I need to fire of a bunch of threads and would like to bring them down gracefully.
I'm trying to use pthread_cond_signal
/pthread_cond_wait
to achieve this but am running into a problem.
Here's my code. firstly the thread_main
static void *thrmain( void * arg )
{
// acquire references to the cond var, mutex, finished flag and
// message queue
.....
while( true )
{
pthread_mutex_lock( &lock );
if ( msq.empty() )
{
// no messages so wait for one.
pthread_cond_wait( &cnd, &lock );
}
// are we finished.
if ( finished )
{
// finished so unlock the mutex and get out of here
pthread_mutex_unlock( &lock );
break;
}
if ( !msg.empty() )
{
// retrieve msg
....
// finished with lock
pthread_mutex_unlock( &lock );
// perform action based on msg
// outside of lock to avoid deadlock
}
else
{
// nothing to do so we're
// finished with the lock.
pthread_mutex_unlock( &lock );
}
}
return 0;
}
Now, this all looks fine and dandy (to me anyway).

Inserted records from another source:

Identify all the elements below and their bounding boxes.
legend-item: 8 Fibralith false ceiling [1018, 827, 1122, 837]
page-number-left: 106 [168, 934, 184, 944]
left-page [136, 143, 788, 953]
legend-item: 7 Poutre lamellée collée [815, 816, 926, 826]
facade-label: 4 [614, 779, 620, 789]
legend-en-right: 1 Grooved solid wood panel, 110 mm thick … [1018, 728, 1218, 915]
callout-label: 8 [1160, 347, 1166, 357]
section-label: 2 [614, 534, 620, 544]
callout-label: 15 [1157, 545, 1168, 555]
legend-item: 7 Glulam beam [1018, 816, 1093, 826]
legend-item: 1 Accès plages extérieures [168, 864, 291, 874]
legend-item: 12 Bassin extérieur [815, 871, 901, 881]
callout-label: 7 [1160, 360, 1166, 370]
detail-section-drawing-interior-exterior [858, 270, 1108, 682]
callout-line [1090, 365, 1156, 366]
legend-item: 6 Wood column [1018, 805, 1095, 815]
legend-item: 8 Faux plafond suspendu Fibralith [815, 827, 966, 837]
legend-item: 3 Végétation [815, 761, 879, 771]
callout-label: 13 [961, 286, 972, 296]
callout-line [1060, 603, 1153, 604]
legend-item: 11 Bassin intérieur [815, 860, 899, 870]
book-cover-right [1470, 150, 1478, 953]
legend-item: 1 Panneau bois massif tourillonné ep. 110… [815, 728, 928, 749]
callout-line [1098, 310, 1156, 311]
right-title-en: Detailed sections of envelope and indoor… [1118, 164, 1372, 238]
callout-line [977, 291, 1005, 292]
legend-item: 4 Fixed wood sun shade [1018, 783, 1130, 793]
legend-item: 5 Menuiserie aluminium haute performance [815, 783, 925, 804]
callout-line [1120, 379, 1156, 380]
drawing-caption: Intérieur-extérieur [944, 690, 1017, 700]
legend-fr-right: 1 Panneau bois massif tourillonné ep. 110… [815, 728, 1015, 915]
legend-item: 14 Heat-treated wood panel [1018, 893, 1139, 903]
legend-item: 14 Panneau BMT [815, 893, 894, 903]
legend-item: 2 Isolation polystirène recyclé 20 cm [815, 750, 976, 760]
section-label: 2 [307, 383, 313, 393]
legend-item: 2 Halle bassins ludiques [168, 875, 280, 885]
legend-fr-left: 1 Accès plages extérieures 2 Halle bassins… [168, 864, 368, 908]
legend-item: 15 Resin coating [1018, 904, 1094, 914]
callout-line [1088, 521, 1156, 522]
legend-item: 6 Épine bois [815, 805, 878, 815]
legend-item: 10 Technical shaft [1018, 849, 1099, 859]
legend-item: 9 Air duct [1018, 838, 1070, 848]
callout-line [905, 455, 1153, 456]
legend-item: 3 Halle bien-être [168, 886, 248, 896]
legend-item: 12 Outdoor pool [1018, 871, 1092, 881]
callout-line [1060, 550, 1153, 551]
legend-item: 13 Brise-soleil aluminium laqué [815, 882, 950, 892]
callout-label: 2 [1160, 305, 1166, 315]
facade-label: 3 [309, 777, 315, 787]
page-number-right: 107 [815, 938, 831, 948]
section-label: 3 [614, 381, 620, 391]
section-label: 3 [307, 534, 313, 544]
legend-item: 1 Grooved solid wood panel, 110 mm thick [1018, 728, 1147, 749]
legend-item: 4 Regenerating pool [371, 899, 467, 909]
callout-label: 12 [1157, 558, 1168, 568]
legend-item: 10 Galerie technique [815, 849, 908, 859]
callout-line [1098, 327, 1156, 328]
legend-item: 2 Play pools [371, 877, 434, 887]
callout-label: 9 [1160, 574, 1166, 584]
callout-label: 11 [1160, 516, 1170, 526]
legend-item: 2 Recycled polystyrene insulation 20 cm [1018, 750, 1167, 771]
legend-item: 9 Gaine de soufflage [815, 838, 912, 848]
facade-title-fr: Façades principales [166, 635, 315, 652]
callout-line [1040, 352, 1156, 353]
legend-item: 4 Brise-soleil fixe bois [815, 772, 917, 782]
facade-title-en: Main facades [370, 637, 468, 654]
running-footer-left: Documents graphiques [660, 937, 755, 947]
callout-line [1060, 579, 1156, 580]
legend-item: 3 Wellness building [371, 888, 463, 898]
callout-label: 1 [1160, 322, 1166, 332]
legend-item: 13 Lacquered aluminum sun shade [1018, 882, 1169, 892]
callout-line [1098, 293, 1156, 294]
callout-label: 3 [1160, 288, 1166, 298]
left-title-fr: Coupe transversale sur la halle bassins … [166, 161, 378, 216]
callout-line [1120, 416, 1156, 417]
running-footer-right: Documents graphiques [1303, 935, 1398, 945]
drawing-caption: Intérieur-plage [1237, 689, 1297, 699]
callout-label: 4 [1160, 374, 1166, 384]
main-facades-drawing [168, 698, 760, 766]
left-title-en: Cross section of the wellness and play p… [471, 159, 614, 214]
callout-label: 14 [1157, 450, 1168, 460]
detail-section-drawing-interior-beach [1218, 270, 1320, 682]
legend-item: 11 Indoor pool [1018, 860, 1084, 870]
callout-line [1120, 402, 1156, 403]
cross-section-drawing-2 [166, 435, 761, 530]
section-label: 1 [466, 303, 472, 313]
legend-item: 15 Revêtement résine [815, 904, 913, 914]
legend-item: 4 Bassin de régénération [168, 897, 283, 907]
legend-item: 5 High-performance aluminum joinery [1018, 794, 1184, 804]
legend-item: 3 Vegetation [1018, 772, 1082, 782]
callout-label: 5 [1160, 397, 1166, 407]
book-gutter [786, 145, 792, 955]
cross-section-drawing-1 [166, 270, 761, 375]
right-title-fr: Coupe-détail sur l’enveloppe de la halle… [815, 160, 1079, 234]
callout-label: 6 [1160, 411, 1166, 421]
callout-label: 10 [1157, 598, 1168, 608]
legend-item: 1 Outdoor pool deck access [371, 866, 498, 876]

So to tear down the threads I have this method
void teardown()
{
// set the global finished var
pthread_mutex_lock( &lock );
finished = true;
pthread_mutex_unlock( &lock );
// loop over the threads, signalling them
for ( int i = 0 ; i < threads.size() ; ++i )
{
// send a signal per thread to wake it up
// and get it to check it's finished flag
pthread_cond_signal( &cnd );
}
// need to loop over the threads and join them.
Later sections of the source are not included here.